The Jacob Blaustein Institute for the Advancement of Human Rights (JBI), together with partners Perseus Strategies and New Perimeter, launched a new report presenting an in-depth assessment of rule of law reform needs in Burma. Key Burma experts, U.S. and other policymakers attended the launch at a meeting in Washington DC on March 5. As noted in The Irrawaddy and Trust Law, the discussion focused on reforming Burma’s Constitution, and the incorporation of international human rights standards and civil society participation in the rule of law reform process. In line with these recommendations, on March 20 the Burmese parliament agreed to create a commission to review the controversial 2008 Constitution.
Burma is transitioning from 50 years of military rule marked by rights abuses to a more democratic government. In the past two years, Burma has released Nobel Peace Prize Laureate and opposition leader Aung San Suu Kyi from house arrest and registered her National League for Democracy political party, which won 43 of 45 available seats in April 2012 parliamentary by-elections. Other reforms include the release of approximately 800 political prisoners (although many were conditionally released); decreased restrictions on the internet and media; the establishment of a new National Human Rights Commission; and signing of preliminary ceasefire agreements with several ethnic armed groups.
The Rule of Law Assessment Report (the “Assessment”) identifies needs and responses that would expedite the rule of law reform process required in Burma to ensure that transition continues.

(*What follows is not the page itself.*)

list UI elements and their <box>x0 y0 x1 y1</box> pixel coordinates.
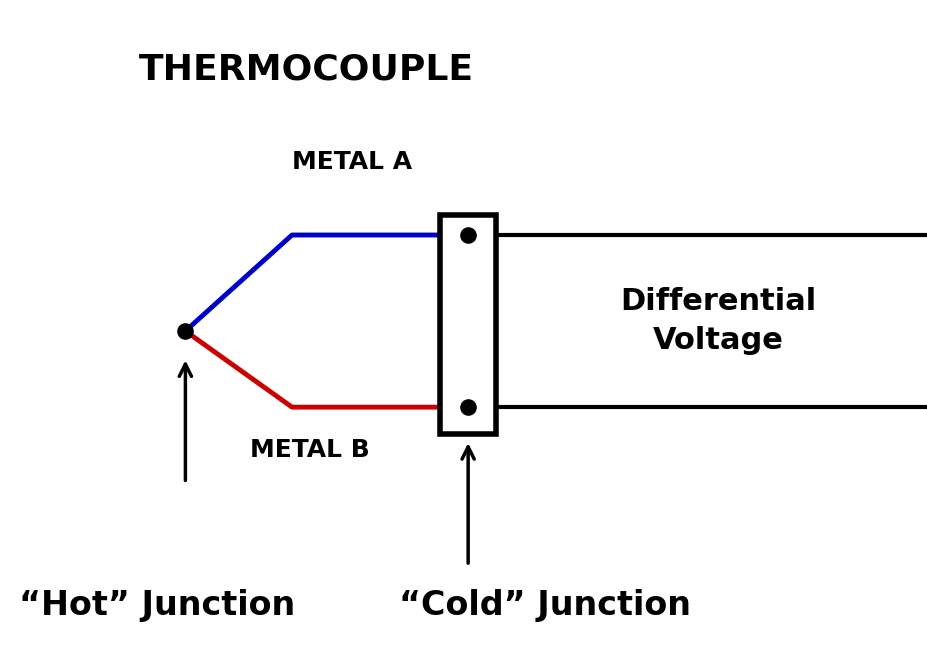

It presents an overview of initial and needed reforms, encouraging integration of universal human rights principles in the rule of law reform process, and providing guidance and recommendations to all those who will engage with local actors in Burma. This will allow international actors to help move the law reform process from the current state where promises are made by Burma to the international community to one where reforms are implemented in Burma both on paper and in practice.